You have likely heard of a “CSA” before – usually meaning “Community Supported Agriculture” but expanded to include “Aquaculture,” and, particularly relevant to this concept, “Art.” In my community, I can participate in a Community Supported Art group which allows about 150-200 people each quarter to pay into a pool which is then distributed among a juried group of local artists, each of whom must create an art object for each of the supporters. I think we can look to this model for inspiration in getting small, targeted bits of media in front of the people who most need to hear our messages.

This is, on the surface, a simple concept:

  • Social media ads are pretty cheap (or at least have a low barrier to entry)
  • Targeting tools on those platforms are creepily specific
  • We have so many creative people who want to do something to help
  • We can crowdfund the running of ad spots targeting those who most need to hear our messages

I envision a group who evaluates submissions from the community on a variety of criteria and then manages the running of the submissions in appropriate targeted groups on sites like Facebook, Instagram, Twitter, Snapchat, and more. Supporters pay into the pool on a regular basis (similar to Patreon) and receive updates about which ads were run and potentially engagement reports from interactions with those ads. I would hope that such situations were able to provide some compensation and/or production assistance to those creating the media content as necessary and possible.

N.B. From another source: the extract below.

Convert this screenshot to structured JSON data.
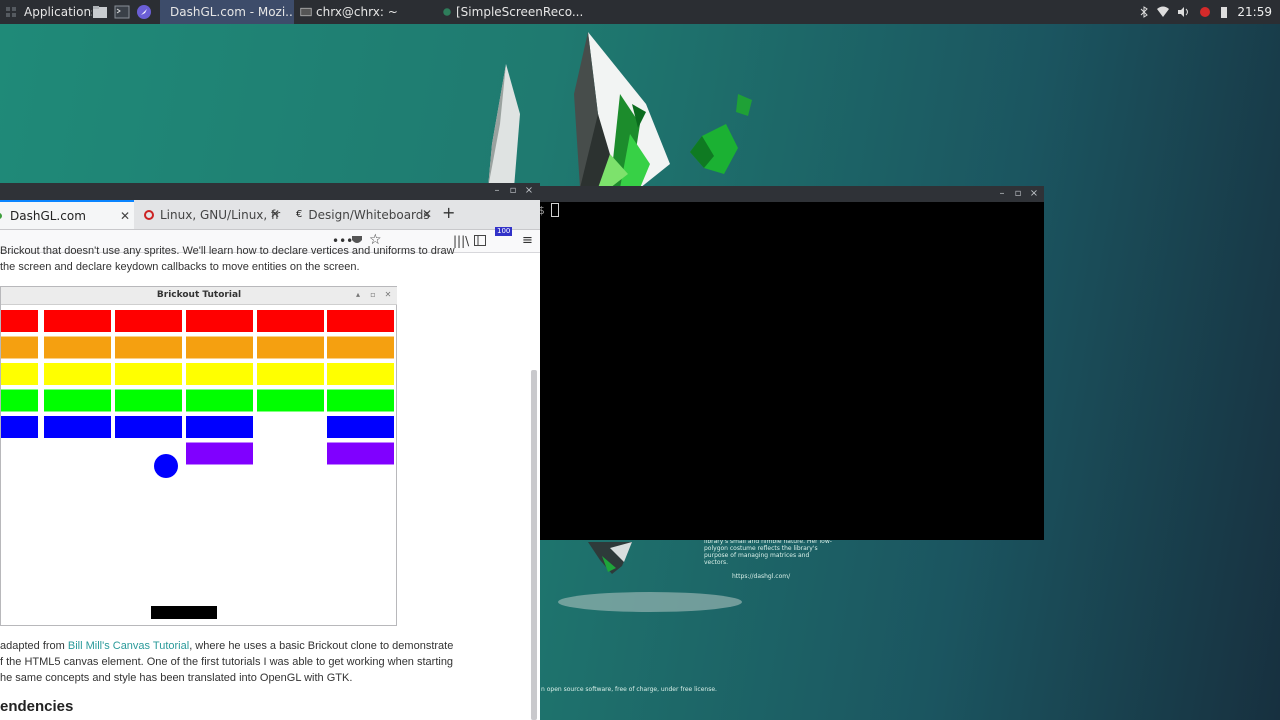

In short, we as regular individuals could come together to put small-creator-made ads in front of hundreds of thousands of people who need to hear from anyone outside their echo chamber. We would, in effect, open up those chambers and inject our own little bit of reverb into the echoes.

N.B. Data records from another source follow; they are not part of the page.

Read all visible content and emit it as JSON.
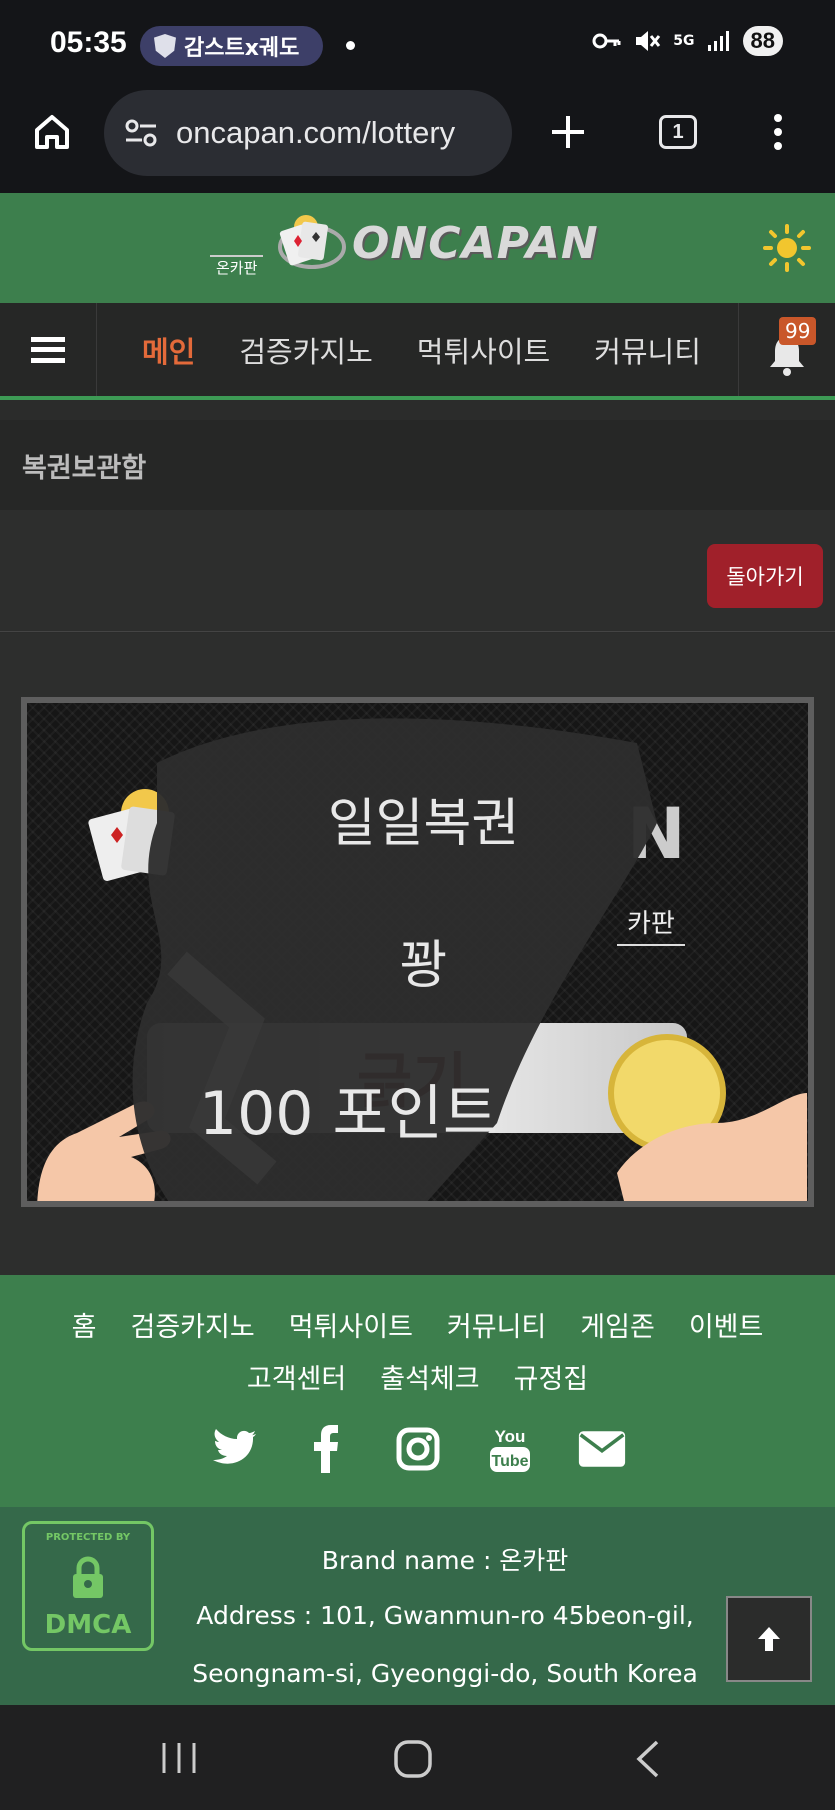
{
  "status_bar": {
    "time": "05:35",
    "notification_pill": "감스트x궤도",
    "battery": "88",
    "network": "5G"
  },
  "browser": {
    "url": "oncapan.com/lottery",
    "tab_count": "1"
  },
  "site": {
    "logo_text": "ONCAPAN",
    "logo_subtext": "온카판",
    "accent_color": "#3d7f4d"
  },
  "nav": {
    "items": [
      "메인",
      "검증카지노",
      "먹튀사이트",
      "커뮤니티"
    ],
    "notification_count": "99"
  },
  "page": {
    "section_title": "복권보관함",
    "back_button": "돌아가기"
  },
  "lottery": {
    "title": "일일복권",
    "result": "꽝",
    "amount": "100 포인트",
    "card_button_label": "긁기",
    "card_brand": "N",
    "card_brand_sub": "카판"
  },
  "footer": {
    "links_row1": [
      "홈",
      "검증카지노",
      "먹튀사이트",
      "커뮤니티",
      "게임존",
      "이벤트"
    ],
    "links_row2": [
      "고객센터",
      "출석체크",
      "규정집"
    ],
    "social_icons": [
      "twitter-icon",
      "facebook-icon",
      "instagram-icon",
      "youtube-icon",
      "email-icon"
    ],
    "dmca_top": "PROTECTED BY",
    "dmca_text": "DMCA",
    "brand_line": "Brand name : 온카판",
    "address_line1": "Address : 101, Gwanmun-ro 45beon-gil,",
    "address_line2": "Seongnam-si, Gyeonggi-do, South Korea"
  }
}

There are some potential pitfalls. Any tool can be used for good and evil, and there is great potential for harmful mis-use of this concept. In fact, I would be surprised if this isn’t already happening. It’s easy to imagine, for instance, a group running ads targeting LGBT+ youth with messages encouraging self-harm, or one offering assistance to undocumented immigrants which actually handed over their information to authorities. But, while tempting, it doesn’t help to try to keep tactics secret. When used openly, everyone can better understand how they work and can use them, and devise antidotes to them, more effectively.

For my case, I would want to see ads that humanize those who are under the heaviest persecution at the moment and make it difficult for far-right conservatives to other them. I would support messages of unity and warmth, but also a lot of messages of facts –  the kinds of facts that make strong conservatives question the stories we are getting from our current administration. (Honest, creative presentation of those facts are key to encourage the necessary engagement.)

I would not personally support groups running aggressive messaging that is more likely to cause a backlash effect than a critical evaluation of beliefs. But that is a choice, not a requirement for such a thing. It makes me wonder whether contributors should have a say in which ads are run and whether voting on a juried selection may be feasible.

The media is a weapon at this point, and I see no way to stuff it back in the bottle, so let’s at least make things as even as we can.